With October 15th come and gone, President Obama’s Export Control Reform (ECR) Initiative has become a reality, and classifying military products has become a lot more complicated.
While it is obvious that Export Control Reform will increase the short term workload for many export compliance departments, many companies are creating a laundry list of additional concerns. Here are three common concerns:
1. ITAR Experts in an EAR World. Many Aerospace and Defense Export Compliance Officers can submit an ITAR License application in their sleep, but by entering into a brave new world known as the Department of Commerce and the Export Administration Regulations (EAR), many unknowns lurk. What information is required for a Commerce Snap-R License Submission? What license exceptions are available? How does the Department of Commerce handle Voluntary Self-Disclosures?
The BIS is advocating companies to go out and get EAR Training, but many compliance officers still have a general sense of unease as they now slowly start to wade into this uncharted territory.
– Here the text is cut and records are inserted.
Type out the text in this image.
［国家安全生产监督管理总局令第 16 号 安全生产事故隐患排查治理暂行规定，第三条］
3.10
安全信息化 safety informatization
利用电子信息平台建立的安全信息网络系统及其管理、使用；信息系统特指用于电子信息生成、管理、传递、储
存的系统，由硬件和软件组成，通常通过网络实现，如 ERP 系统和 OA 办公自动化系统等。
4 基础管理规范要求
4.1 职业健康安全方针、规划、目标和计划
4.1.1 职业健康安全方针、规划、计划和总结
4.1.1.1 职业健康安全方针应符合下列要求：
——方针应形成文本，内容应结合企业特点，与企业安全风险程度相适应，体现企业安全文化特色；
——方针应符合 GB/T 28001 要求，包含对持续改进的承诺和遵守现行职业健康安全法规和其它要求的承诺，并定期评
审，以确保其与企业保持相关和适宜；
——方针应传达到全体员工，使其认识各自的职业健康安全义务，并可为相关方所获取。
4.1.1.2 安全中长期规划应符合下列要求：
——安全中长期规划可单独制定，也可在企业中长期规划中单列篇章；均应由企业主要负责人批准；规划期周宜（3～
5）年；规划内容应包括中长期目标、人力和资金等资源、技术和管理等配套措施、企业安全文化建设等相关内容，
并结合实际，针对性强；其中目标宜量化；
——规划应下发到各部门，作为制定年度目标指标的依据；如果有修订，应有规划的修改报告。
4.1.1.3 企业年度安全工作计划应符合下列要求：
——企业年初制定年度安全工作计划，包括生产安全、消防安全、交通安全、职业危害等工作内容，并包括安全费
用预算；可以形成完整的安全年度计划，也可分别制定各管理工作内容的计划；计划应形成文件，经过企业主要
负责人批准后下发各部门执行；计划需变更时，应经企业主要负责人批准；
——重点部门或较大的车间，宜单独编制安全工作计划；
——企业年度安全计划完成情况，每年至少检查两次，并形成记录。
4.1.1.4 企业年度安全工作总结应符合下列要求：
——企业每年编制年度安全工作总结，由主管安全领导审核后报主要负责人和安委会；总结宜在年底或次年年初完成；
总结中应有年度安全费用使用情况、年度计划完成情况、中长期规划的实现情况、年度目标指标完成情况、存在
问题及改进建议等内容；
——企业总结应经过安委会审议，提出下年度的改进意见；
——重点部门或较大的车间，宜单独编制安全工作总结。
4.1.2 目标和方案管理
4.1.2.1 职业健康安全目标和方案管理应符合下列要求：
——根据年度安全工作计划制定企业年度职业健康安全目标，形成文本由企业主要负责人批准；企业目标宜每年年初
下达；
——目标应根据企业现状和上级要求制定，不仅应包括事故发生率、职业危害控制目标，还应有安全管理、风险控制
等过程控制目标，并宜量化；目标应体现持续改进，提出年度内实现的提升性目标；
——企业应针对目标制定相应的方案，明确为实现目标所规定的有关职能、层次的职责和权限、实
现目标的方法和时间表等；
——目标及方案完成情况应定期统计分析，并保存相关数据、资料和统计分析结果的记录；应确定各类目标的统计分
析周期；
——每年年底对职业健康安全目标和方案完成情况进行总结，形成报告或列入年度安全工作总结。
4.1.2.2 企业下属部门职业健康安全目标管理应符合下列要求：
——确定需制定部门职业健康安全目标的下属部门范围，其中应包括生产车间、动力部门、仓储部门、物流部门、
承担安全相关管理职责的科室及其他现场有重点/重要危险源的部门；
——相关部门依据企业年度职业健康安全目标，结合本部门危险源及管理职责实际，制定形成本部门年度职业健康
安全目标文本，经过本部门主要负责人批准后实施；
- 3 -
2. Updating your Supply Chain. You are not the only one who needs to update your current classifications. You also need to be concerned that your suppliers properly classify products that they provide you, and that your customers receive the new classifications for any products that you manufacture. Remember, the most accurate classifications can only come from the product manufacturer and an individual that has detailed knowledge on the history and technical details of the item, such as an engineer. When it comes to your customers, if they haven’t already started, pretty soon, they will come asking if any of the parts and items you provide them have been affected by Export Control Reform.
3. Realistic Management Buy In. A common concern in the world of export controls is getting support from upper management. When it comes to Export Control Reform, this can be divided into two buckets: budget and realistic expectations. Will your management provide you with the resources you need to get this job done? Will they provide adequate time to reclassify your products? I recently heard of a big player in the aerospace and defense sector that was allotting each ECO five weeks to reclassify 100,000 parts and components. By forcing a deadline on reclassification and not providing the export compliance group the resources they need, companies are opening themselves up to the risk of inaccurate classifications, which can grind an organization to a halt if licenses start getting delayed, shipments are held up, and worst of all, the dreaded Voluntary Self Disclosure must occur.
Each company affected by Export Control Reform will feel different pains and concerns, yet, there is a simple message that can alleviate future headaches: get it right the first time. Procrastinating and quick and dirty fixes will do nothing but delay the inevitable need to take your time and figure out the new regulations accurately.